The article below details the beginnings of US military training and force-building operations based in Jordan and directed against the regime of Bashar al Assad of Syria. To anyone who has followed the development of US military engagements from the mid 20th century up to the overthrow of the Ghaddaffi Regime in Libya the initial and essential role of the military “advisor” as precursor to larger troop and air power engagement is a familiar process.

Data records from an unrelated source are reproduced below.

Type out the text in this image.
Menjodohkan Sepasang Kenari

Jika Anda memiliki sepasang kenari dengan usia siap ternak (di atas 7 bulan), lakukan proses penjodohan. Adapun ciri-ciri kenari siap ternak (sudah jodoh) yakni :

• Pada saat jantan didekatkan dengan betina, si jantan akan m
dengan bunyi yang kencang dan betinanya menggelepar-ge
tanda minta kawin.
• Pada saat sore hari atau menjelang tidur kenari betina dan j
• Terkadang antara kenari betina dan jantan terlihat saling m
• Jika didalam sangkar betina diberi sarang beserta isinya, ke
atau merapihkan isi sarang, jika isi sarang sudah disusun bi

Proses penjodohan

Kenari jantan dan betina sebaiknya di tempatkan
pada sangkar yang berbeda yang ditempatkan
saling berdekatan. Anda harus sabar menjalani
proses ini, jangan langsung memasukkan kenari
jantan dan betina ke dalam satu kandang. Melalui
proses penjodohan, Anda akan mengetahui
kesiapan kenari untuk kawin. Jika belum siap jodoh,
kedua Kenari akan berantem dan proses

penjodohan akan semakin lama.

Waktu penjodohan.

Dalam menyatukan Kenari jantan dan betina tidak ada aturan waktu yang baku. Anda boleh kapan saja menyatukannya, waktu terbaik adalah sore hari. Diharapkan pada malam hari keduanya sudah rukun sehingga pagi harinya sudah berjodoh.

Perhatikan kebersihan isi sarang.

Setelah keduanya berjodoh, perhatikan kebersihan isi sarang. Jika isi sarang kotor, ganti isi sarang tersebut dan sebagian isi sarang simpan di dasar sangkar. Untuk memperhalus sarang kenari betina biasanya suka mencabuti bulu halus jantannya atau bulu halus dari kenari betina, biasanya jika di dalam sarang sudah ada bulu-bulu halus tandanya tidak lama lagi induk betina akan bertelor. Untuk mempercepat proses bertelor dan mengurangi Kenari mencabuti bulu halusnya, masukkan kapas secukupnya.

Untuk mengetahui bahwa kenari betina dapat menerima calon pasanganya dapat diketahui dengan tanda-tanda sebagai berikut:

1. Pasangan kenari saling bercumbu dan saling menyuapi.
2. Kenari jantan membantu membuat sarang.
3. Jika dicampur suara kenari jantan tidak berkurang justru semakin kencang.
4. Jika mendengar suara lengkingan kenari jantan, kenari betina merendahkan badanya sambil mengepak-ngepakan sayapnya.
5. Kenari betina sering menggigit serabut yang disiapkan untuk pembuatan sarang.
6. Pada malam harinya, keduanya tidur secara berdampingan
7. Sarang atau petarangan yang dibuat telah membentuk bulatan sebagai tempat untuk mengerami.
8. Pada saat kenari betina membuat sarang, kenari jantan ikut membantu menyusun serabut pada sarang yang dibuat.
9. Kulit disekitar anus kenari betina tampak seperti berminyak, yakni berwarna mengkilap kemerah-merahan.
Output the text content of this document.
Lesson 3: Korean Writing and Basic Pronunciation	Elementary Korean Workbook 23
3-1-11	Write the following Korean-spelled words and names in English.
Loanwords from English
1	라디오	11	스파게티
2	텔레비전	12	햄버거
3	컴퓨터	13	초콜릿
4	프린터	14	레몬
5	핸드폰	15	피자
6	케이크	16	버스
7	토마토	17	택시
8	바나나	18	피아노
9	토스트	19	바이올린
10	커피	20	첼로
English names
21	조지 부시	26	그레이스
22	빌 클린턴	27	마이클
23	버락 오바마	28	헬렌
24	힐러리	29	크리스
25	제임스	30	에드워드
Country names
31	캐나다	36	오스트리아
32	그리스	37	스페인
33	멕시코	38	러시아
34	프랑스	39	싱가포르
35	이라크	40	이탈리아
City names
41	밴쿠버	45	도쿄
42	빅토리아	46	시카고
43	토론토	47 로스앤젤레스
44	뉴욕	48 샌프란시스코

The article also mentions the preparations made for the use of French fighter aircraft in Syria as a possible means of going around the opposition of some US congress members to the direct overflight of US pilots in the planned attack on Syria.
By LOLITA C. BALDOR
Abridged by Rawlinsview
WASHINGTON (AP) — The Obama administration is considering a plan to use U.S. military trainers to help increase the capabilities of the Syrian rebels, in a move that would greatly expand the current CIA training being done quietly in Jordan, U.S. officials told The Associated Press on Thursday.
Any training would take place outside Syria, and one possible location would be Jordan.
The proposal to use the U.S. military to train the rebels – something the administration has resisted through more than two years of civil war – would answer the demands of some lawmakers, including Sen. John McCain, R-Ariz., to do more to train and equip the Syrian opposition. President Barack Obama in June decided to provide lethal aid to the rebels, but so far none of that assistance has gotten to the opposition.
The CIA has been training select groups of rebels in Jordan on the use of communications equipment and some weapons provided by Gulf states. The new discussions center on whether the U.S. military should take over the mission so that hundreds or thousands can be trained, rather than just dozens.
The officials spoke on condition of anonymity because they were not authorized to discuss the plan publicly.
The Pentagon already has at least 1,000 troops in Jordan, including trainers working with Jordanian forces. The U.S. left about a dozen fighter jets and a Patriot missile battery there after a recent training exercise.
Gen. Martin Dempsey, chairman of the Joint Chiefs of Staff, has told Congress that the U.S. military would be prepared to do more training for the Syria opposition if needed.
He provided more details in a July letter to Sen. Carl Levin, D-Mich., the chairman of the Senate Armed Services, in which he laid out military options in response to the chemical weapons attack. That letter was sent before Obama announced plans to go to Congress to seek authorization for military strikes in Syria that would be limited in time and scope and would involve no U.S. troops on the ground there.
In hearings this week, some members of Congress complained that the Obama administration has not done enough for the rebels, while others strongly opposed any American military involvement in Syria. Lawmakers warned Dempsey and Defense Secretary Chuck Hagel that Americans are weary of war and are not willing to spend more money and risk more lives.
U.S. officials continue to say that any likely military action would be limited and bear no resemblance to the wars in Iraq and Afghanistan, or even the short military operation in Libya in 2010. Instead, it would center on cruise missiles fired from U.S. ships – including submarines – in the Mediterranean Sea.
France also has a dozen cruise missile-capable fighter aircraft at military bases in the United Arab Emirates and the Horn of Africa nation of Djibouti.